How to Achieve Successful 360 Degree Reviews
Over the last year or so we have completed quite a number of 360-degree review assignments for our clients - and we'd like to share some of our experiences with you.
We've generally been engaged to design, administer and report 360-degree reviews for individual assessment against competency frameworks. They are also used for individual performance assessment. The 'rules' for success are pretty much the same in both cases.
We think that the rules for success look like this:
Platform, data storage and online access
Select the software platform that is going to meet your current as well as your potential future needs. Might you want to repeat reviews in the future and compare outcomes? Might you want to expand from competency assessment into performance management and/or succession management? Might you want to change your questions or rating scales in the future, or provide an additional language to English?
A good platform selection will pay dividends and a poor one will hurt you. At ODI we use Centranum TMS for our client engagements – it is eminently programmable, modularised, New Zealand based, and supported by a highly experienced registered psychologist.
Testing
Set up dummy reviewers and reviews so you can test the whole process (from invitation to review, the review itself, to report generation). Work on the basis that anything that can go wrong will go wrong. Engage others in the testing to get diverse user perspectives.
Review questions
Take a reviewer-centric view of the questions to make sure they are clear, unambiguous and readily understood by the reviewers; this will assist with the quality of responses as well as with the usefulness of the review outcome reports. Professional help from an organisation psychologist to get the language right can significantly add value.
Ratings and comments
Use a rating scale language that works for your business (you may already have a favourite one). An odd number of ratings plus a ‘not observed’ option works best – either five or seven gives a meaningful spread.
You can rate either on a frequency basis (none of the time, some of the time, all of the time, etc), or on a degree basis (poor, satisfactory, very good, excellent, etc) depending on your situation. Professional advice as to the rating scale suited to you can pay dividends.
Ratings should be compulsory for each question, with ‘not observed’ giving the necessary flexibility. That can prevent reviewers from avoiding harder questions. Comments are to be encouraged but should not be compulsory – not every reviewer will be confident to offer useful comments.
Reviewer selection
Encircle each reviewee with a suitable mix of reviewers - self, manager(s), peers, team members. If reviewees select their own reviewers, moderate the choices they make so the outcomes are truly representative.
Anonymity
Reviewers need to feel safe, right from the beginning of the process. Reinforce that their feedback is important and anonymous – make sure you walk the talk about that.
Review instructions
Provide simple and clear instructions to reviewers about how to access the online review portal and how to step through the survey. State (accurately) how long each review is likely to take. Test your instructions to make sure they work and are as simple as they can be.
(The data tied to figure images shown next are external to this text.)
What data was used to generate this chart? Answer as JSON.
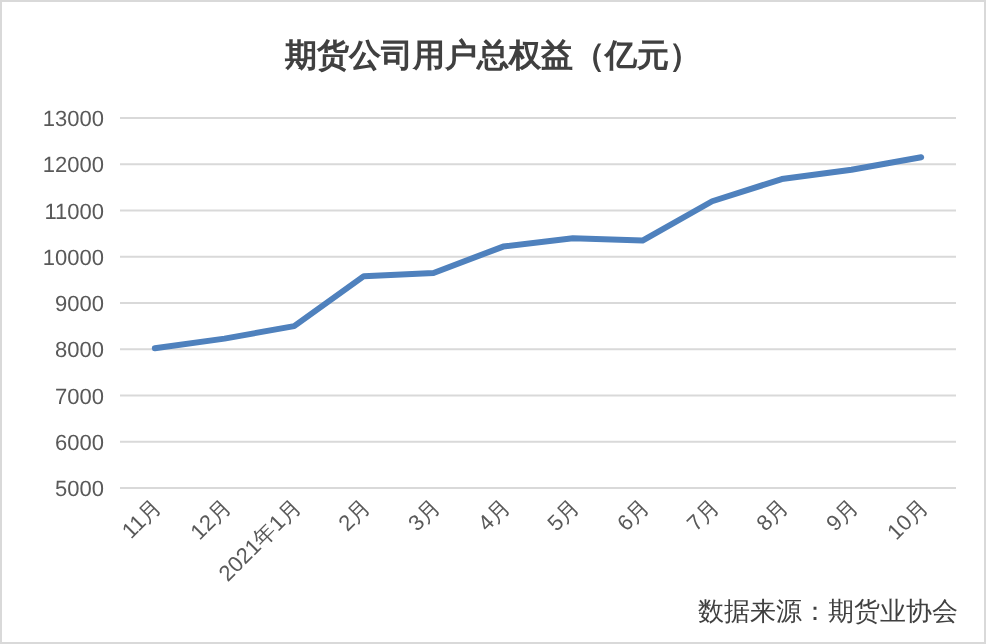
{
  "chart_data": {
    "type": "line",
    "title": "期货公司用户总权益（亿元）",
    "categories": [
      "11月",
      "12月",
      "2021年1月",
      "2月",
      "3月",
      "4月",
      "5月",
      "6月",
      "7月",
      "8月",
      "9月",
      "10月"
    ],
    "series": [
      {
        "color": "#4f81bd",
        "values": [
          8020,
          8230,
          8500,
          9580,
          9650,
          10220,
          10400,
          10350,
          11200,
          11680,
          11880,
          12150
        ]
      }
    ],
    "ylim": [
      5000,
      13000
    ],
    "yticks": [
      5000,
      6000,
      7000,
      8000,
      9000,
      10000,
      11000,
      12000,
      13000
    ],
    "grid": "y",
    "marker": "none",
    "line_style": "solid",
    "annotations": [
      "数据来源：期货业协会"
    ]
  }
}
Some reviewers will get stuck in the process; run a Helpdesk while the reviews are open so you support these to completion.
Reviewer follow-up
Some reviewers won’t ‘get around to it’ in the timeframe you want. Reviewer-specific follow-ups within the review period will encourage completions. Don’t overdo it though – stalking generally doesn’t help. Especially, don’t follow-up those who have already completed; always work off up-to-date completions information.
Tailored reports
Design your review reports so they are clear and unambiguous, taking a reviewee-centric viewpoint. Introductory notes are very useful to reinforce what the review is about, and what it is not. Make sure the notes and tables are true to the language of the questions and don’t introduce new concepts at the reporting stage.
Have electronic copies available for your organisation’s records, but give bound hard copy of individual reports to each reviewee – this encourages their future use of the information.
Feedback
Reviewees will vary in their sensitivity about the disclosure of review outcomes to them. It’s best to hand out review reports only when accompanied by a planned feedback session. Feedback should be provided by an experienced leadership coach or organisational psychologist.